Parallel programming is notoriously difficult. A fundamental reason for this difficulty is that unpredictable interactions between parallel tasks lead to subtle, hard-to-reproduce nondeterministic bugs. Deterministic-by-construction parallel programming models promise freedom from those bugs, but to do so they must sharply restrict the sharing of state between parallel tasks. Shared state, if it is allowed at all, is typically restricted to a single type of shared data structure, such as single-assignment locations or blocking FIFO queues.
In this talk, I’ll describe my work on a new model for guaranteed-deterministic parallel programming based on lattice-based data structures, or LVars. LVars generalize existing single-assignment models to allow multiple assignments that are monotonically increasing with respect to a lattice, making possible a more general form of communication between tasks. LVars ensure determinism by allowing only monotonic writes and “threshold” reads that block until a lower bound is reached, preventing the order of writes from being observed.
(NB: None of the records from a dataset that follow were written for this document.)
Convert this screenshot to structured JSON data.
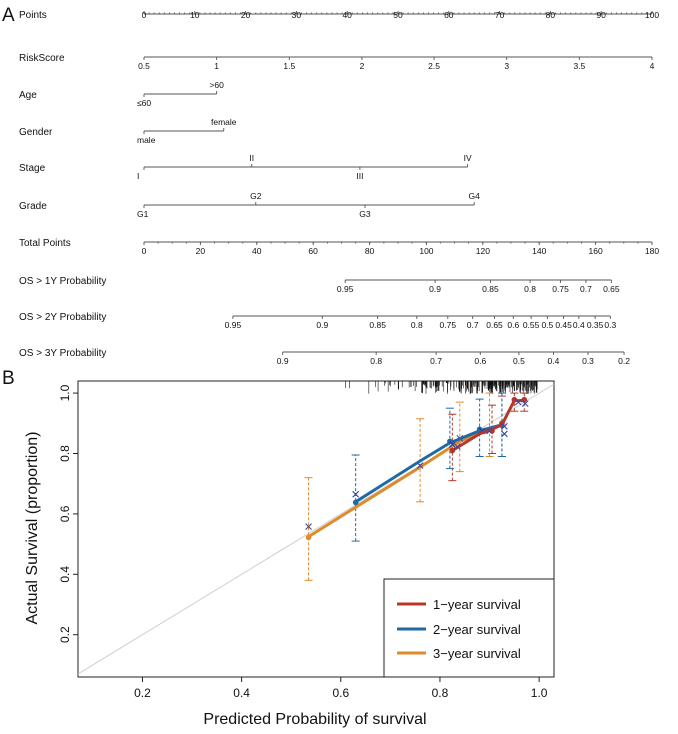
{
  "panel_a_label": "A",
  "panel_b_label": "B",
  "colors": {
    "y1": "#b5362b",
    "y2": "#1f6aa5",
    "y3": "#e08a2e",
    "axis": "#333333"
  },
  "chart_data": [
    {
      "type": "nomogram",
      "title": "",
      "points_range": [
        0,
        100
      ],
      "total_points_range": [
        0,
        180
      ],
      "rows": [
        {
          "name": "Points",
          "ticks": [
            {
              "label": "0",
              "pts": 0
            },
            {
              "label": "10",
              "pts": 10
            },
            {
              "label": "20",
              "pts": 20
            },
            {
              "label": "30",
              "pts": 30
            },
            {
              "label": "40",
              "pts": 40
            },
            {
              "label": "50",
              "pts": 50
            },
            {
              "label": "60",
              "pts": 60
            },
            {
              "label": "70",
              "pts": 70
            },
            {
              "label": "80",
              "pts": 80
            },
            {
              "label": "90",
              "pts": 90
            },
            {
              "label": "100",
              "pts": 100
            }
          ]
        },
        {
          "name": "RiskScore",
          "ticks": [
            {
              "label": "0.5",
              "pts": 0
            },
            {
              "label": "1",
              "pts": 14.3
            },
            {
              "label": "1.5",
              "pts": 28.6
            },
            {
              "label": "2",
              "pts": 42.9
            },
            {
              "label": "2.5",
              "pts": 57.1
            },
            {
              "label": "3",
              "pts": 71.4
            },
            {
              "label": "3.5",
              "pts": 85.7
            },
            {
              "label": "4",
              "pts": 100
            }
          ]
        },
        {
          "name": "Age",
          "ticks": [
            {
              "label": "≤60",
              "pts": 0,
              "pos": "below"
            },
            {
              "label": ">60",
              "pts": 14.3,
              "pos": "above"
            }
          ]
        },
        {
          "name": "Gender",
          "ticks": [
            {
              "label": "male",
              "pts": 0,
              "pos": "below"
            },
            {
              "label": "female",
              "pts": 15.7,
              "pos": "above"
            }
          ]
        },
        {
          "name": "Stage",
          "ticks": [
            {
              "label": "I",
              "pts": 0,
              "pos": "below"
            },
            {
              "label": "II",
              "pts": 21.2,
              "pos": "above"
            },
            {
              "label": "III",
              "pts": 42.5,
              "pos": "below"
            },
            {
              "label": "IV",
              "pts": 63.7,
              "pos": "above"
            }
          ]
        },
        {
          "name": "Grade",
          "ticks": [
            {
              "label": "G1",
              "pts": 0,
              "pos": "below"
            },
            {
              "label": "G2",
              "pts": 22.0,
              "pos": "above"
            },
            {
              "label": "G3",
              "pts": 43.5,
              "pos": "below"
            },
            {
              "label": "G4",
              "pts": 65.0,
              "pos": "above"
            }
          ]
        },
        {
          "name": "Total Points",
          "ticks": [
            {
              "label": "0",
              "pts": 0
            },
            {
              "label": "20",
              "pts": 11.1
            },
            {
              "label": "40",
              "pts": 22.2
            },
            {
              "label": "60",
              "pts": 33.3
            },
            {
              "label": "80",
              "pts": 44.4
            },
            {
              "label": "100",
              "pts": 55.6
            },
            {
              "label": "120",
              "pts": 66.7
            },
            {
              "label": "140",
              "pts": 77.8
            },
            {
              "label": "160",
              "pts": 88.9
            },
            {
              "label": "180",
              "pts": 100
            }
          ]
        },
        {
          "name": "OS > 1Y Probability",
          "ticks": [
            {
              "label": "0.95",
              "pts": 39.6
            },
            {
              "label": "0.9",
              "pts": 57.3
            },
            {
              "label": "0.85",
              "pts": 68.2
            },
            {
              "label": "0.8",
              "pts": 76.0
            },
            {
              "label": "0.75",
              "pts": 82.0
            },
            {
              "label": "0.7",
              "pts": 87.0
            },
            {
              "label": "0.65",
              "pts": 92.0
            }
          ]
        },
        {
          "name": "OS > 2Y Probability",
          "ticks": [
            {
              "label": "0.95",
              "pts": 17.5
            },
            {
              "label": "0.9",
              "pts": 35.1
            },
            {
              "label": "0.85",
              "pts": 46.0
            },
            {
              "label": "0.8",
              "pts": 53.7
            },
            {
              "label": "0.75",
              "pts": 59.8
            },
            {
              "label": "0.7",
              "pts": 64.7
            },
            {
              "label": "0.65",
              "pts": 69.0
            },
            {
              "label": "0.6",
              "pts": 72.7
            },
            {
              "label": "0.55",
              "pts": 76.2
            },
            {
              "label": "0.5",
              "pts": 79.4
            },
            {
              "label": "0.45",
              "pts": 82.6
            },
            {
              "label": "0.4",
              "pts": 85.6
            },
            {
              "label": "0.35",
              "pts": 88.8
            },
            {
              "label": "0.3",
              "pts": 91.8
            }
          ]
        },
        {
          "name": "OS > 3Y Probability",
          "ticks": [
            {
              "label": "0.9",
              "pts": 27.3
            },
            {
              "label": "0.8",
              "pts": 45.7
            },
            {
              "label": "0.7",
              "pts": 57.5
            },
            {
              "label": "0.6",
              "pts": 66.2
            },
            {
              "label": "0.5",
              "pts": 73.8
            },
            {
              "label": "0.4",
              "pts": 80.6
            },
            {
              "label": "0.3",
              "pts": 87.4
            },
            {
              "label": "0.2",
              "pts": 94.5
            }
          ]
        }
      ]
    },
    {
      "type": "calibration",
      "title": "",
      "xlabel": "Predicted Probability of survival",
      "ylabel": "Actual Survival (proportion)",
      "xlim": [
        0.07,
        1.03
      ],
      "ylim": [
        0.06,
        1.04
      ],
      "xticks": [
        "0.2",
        "0.4",
        "0.6",
        "0.8",
        "1.0"
      ],
      "yticks": [
        "0.2",
        "0.4",
        "0.6",
        "0.8",
        "1.0"
      ],
      "legend": {
        "placement": "bottom-right",
        "entries": [
          "1−year survival",
          "2−year survival",
          "3−year survival"
        ]
      },
      "series": [
        {
          "name": "1−year survival",
          "color_key": "y1",
          "curve": [
            [
              0.825,
              0.81
            ],
            [
              0.88,
              0.865
            ],
            [
              0.905,
              0.88
            ],
            [
              0.925,
              0.895
            ],
            [
              0.95,
              0.975
            ],
            [
              0.97,
              0.975
            ]
          ],
          "points": [
            [
              0.825,
              0.81
            ],
            [
              0.905,
              0.875
            ],
            [
              0.925,
              0.9
            ],
            [
              0.95,
              0.978
            ],
            [
              0.97,
              0.978
            ]
          ],
          "crosses": [
            [
              0.835,
              0.823
            ],
            [
              0.9,
              0.875
            ],
            [
              0.93,
              0.89
            ],
            [
              0.958,
              0.97
            ],
            [
              0.972,
              0.965
            ]
          ],
          "errorbars": [
            [
              0.825,
              0.71,
              0.93
            ],
            [
              0.905,
              0.8,
              0.96
            ],
            [
              0.925,
              0.79,
              0.99
            ],
            [
              0.95,
              0.94,
              1.0
            ],
            [
              0.97,
              0.94,
              1.0
            ]
          ]
        },
        {
          "name": "2−year survival",
          "color_key": "y2",
          "curve": [
            [
              0.63,
              0.64
            ],
            [
              0.76,
              0.775
            ],
            [
              0.82,
              0.835
            ],
            [
              0.88,
              0.875
            ],
            [
              0.925,
              0.895
            ]
          ],
          "points": [
            [
              0.63,
              0.638
            ],
            [
              0.82,
              0.84
            ],
            [
              0.88,
              0.88
            ],
            [
              0.925,
              0.893
            ]
          ],
          "crosses": [
            [
              0.63,
              0.665
            ],
            [
              0.825,
              0.83
            ],
            [
              0.885,
              0.875
            ],
            [
              0.93,
              0.865
            ]
          ],
          "errorbars": [
            [
              0.63,
              0.51,
              0.795
            ],
            [
              0.82,
              0.75,
              0.95
            ],
            [
              0.88,
              0.79,
              0.98
            ],
            [
              0.925,
              0.79,
              1.0
            ]
          ]
        },
        {
          "name": "3−year survival",
          "color_key": "y3",
          "curve": [
            [
              0.535,
              0.525
            ],
            [
              0.76,
              0.755
            ],
            [
              0.84,
              0.84
            ],
            [
              0.9,
              0.88
            ]
          ],
          "points": [
            [
              0.535,
              0.522
            ],
            [
              0.84,
              0.845
            ]
          ],
          "crosses": [
            [
              0.535,
              0.558
            ],
            [
              0.76,
              0.76
            ],
            [
              0.84,
              0.85
            ],
            [
              0.9,
              0.875
            ]
          ],
          "errorbars": [
            [
              0.535,
              0.38,
              0.72
            ],
            [
              0.76,
              0.64,
              0.915
            ],
            [
              0.84,
              0.74,
              0.97
            ],
            [
              0.9,
              0.79,
              1.0
            ]
          ]
        }
      ]
    }
  ]
}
After presenting the basic LVars model, I’ll discuss several extensions to the model that enable an expressive and useful style of parallel programming while maintaining the determinism guarantee. I’ll show how these extensions are realized in practice in LVish, a library for guaranteed-deterministic parallel programming with LVars. Finally, I’ll discuss my ongoing work on the relationship between LVars and conflict-free replicated data types for eventually consistent distributed systems.